Dengan mempresentasikan karya seni sebanyak 56 buah, para seniman ini tidak sekadar mengabsenkan diri ke hadapan publik, namun juga seperti berhasrat untuk mendiseminasikan gagasan kreatif dan kulturalnya ke masyarakat luas. Lingkup atau cakupan tanggung jawab akademik dan sosial direngkuh oleh Dactyl dalam satu kesempatan ini. Karya-karya seni ilustrasi, lukis dan grafis dipertaruhkan untuk direspons secara bebas dan terbuka di tengah publik (non-akademik).

***

Digital paint menjadi medium kreatif pilihan Abd. Rahman dalam pameran ini. Gagasan dasar karya-karyanya menggambarkan tentang dunia fantasi ketika dirinya masih kecil. Abd. Rahman serasa masih terkesan dengan dunia anak ketika segala imajinasi yang bebas dan keinginan yang diwujudkan pada sebuah dunia yang tidak terbatasi oleh aturan-aturan. Namun ada upaya lain yang ingin dibenamkan dalam karyanya, yakni menyisipkan aspek kearifan lokal Indonesia, khususnya Sulawesi. Aspek kemajuan teknologi juga dijadikan salah satu elemen penting pada karya-karyanya. Gagasan seperti sudah lazim dieksplorasi oleh banyak seniman di dunia. Mulai dari Jean Dubuffet di Prancis, hingga seniman Indonesia semacam Eddie Hara, Faizal, Erca Hestu Wahyuni dan masih banyak lagi. Catatan saya, karya-karya Abd. Rahman masih seperti terperangkap oleh logika orang dewasa. Mungkin ditambah oleh logika orang yang terdidik. Hasilnya, kebebasan ala dunia anak-anak belum tergali dengan optimal dan eksploratif. Abd. Rahman masih tampak ragu, terjerat oleh logika orang dewasa dan logika akademik tersebut.

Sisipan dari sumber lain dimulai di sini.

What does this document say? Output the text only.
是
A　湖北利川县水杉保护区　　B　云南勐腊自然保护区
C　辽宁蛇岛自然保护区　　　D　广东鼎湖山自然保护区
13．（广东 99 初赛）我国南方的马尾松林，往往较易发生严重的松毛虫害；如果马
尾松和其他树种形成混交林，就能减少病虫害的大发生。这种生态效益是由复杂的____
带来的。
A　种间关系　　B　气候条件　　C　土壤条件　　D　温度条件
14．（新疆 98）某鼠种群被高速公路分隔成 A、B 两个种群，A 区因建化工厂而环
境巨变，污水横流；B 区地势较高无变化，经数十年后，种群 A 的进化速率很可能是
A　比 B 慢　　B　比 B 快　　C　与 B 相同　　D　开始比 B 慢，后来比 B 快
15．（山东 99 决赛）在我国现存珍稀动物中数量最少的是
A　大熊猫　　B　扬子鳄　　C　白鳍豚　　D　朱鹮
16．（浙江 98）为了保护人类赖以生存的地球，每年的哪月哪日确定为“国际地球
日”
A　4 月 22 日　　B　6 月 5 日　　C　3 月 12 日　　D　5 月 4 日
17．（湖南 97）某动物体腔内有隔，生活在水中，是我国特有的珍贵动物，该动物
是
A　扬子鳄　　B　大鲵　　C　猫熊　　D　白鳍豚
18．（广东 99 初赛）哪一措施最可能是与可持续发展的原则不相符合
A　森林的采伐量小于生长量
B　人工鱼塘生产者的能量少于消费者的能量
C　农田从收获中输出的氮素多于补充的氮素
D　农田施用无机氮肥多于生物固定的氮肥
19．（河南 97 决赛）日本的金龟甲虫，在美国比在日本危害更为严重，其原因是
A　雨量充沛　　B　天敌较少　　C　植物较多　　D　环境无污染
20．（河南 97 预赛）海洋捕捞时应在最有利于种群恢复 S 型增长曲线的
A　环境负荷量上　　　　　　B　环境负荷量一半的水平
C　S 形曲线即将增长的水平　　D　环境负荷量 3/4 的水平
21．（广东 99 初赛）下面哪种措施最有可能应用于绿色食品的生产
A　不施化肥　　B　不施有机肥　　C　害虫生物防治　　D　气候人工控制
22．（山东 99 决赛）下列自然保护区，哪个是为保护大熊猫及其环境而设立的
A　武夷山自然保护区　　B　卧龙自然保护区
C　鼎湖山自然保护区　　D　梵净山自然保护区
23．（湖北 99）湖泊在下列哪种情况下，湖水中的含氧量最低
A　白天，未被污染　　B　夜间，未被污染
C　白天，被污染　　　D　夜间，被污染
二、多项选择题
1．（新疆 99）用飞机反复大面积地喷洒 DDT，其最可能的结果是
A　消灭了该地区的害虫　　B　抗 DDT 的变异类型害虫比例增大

Sementara upaya untuk mengayakan medium mulai tampak pada karya-karya Abdul Rahman. Karyanya diterakan pada potongan kayu yang bentuknya tidak cukup beraturan, tidak simetris. Di atas medium itulah spirit literasi atas kekayaan kultural di sekitarnya, sebagai misal, dibedah dan digali. Misalnya, ilustrasi tentang perahu dengan berbagai jenis dan ragam fisiknya dijadikan sebagai sumber ide. Abdul Rahman menyadari betul tentang atribut Indonesia sebagai Negara Maritim terbesar di dunia.

Dan “impact”-nya adalah kekayaan jenis perahu, setidaknya yang disaksikannya di Sulawesi. Ada kapal pinisi yang banyak dibuat oleh orang suku Bugis di Sulawesi Selatan. Ciri khas pinisi adalah adanya dua tiang kapal utama dan tujuh layar, tiga ujung depan, dua di tengah dan dua di belakang. Pinisi banyak dibuat di Bulukumba, Sulawesi Selatan. Lalu ada perahu jenis Patorani yang difungsikan sebagai kapal nelayan khusus untuk menangkap ikan terbang. Konon perahu jenis ini pernah digunakan oleh armada Kerjaan Goa. Hingga saat ini kapal patorani masih bisa dijumpai di Galesong, Kabupaten Takalar, Sulawesi selatan. Dan ada pula perahu jenis Sandeq. Kapal sandeq khas suku Mandar, Sulawesi Barat ini memiliki lambung yang ramping, cadik ganda, dan penahan arus di depan mencuat. Lalu ada perahu Pledang yang digunakan oleh para pemburu paus di Nusa Tenggara Timur menjadikan kapal jenis perahu layar ini sebagai identitas mereka. Karya Abdul Rahman ini ditampilkan secara bersahaja dengan teknik pewarnaan monochrome yang terkesan sebagai benda atau artefak berusia lama. Di balik kebersahajaannya, karya semacam ini berpotensi sebagai medium untuk transfer of knowledge. Tergantung bagaimana content selanjutnya akan digarap oleh sang seniman.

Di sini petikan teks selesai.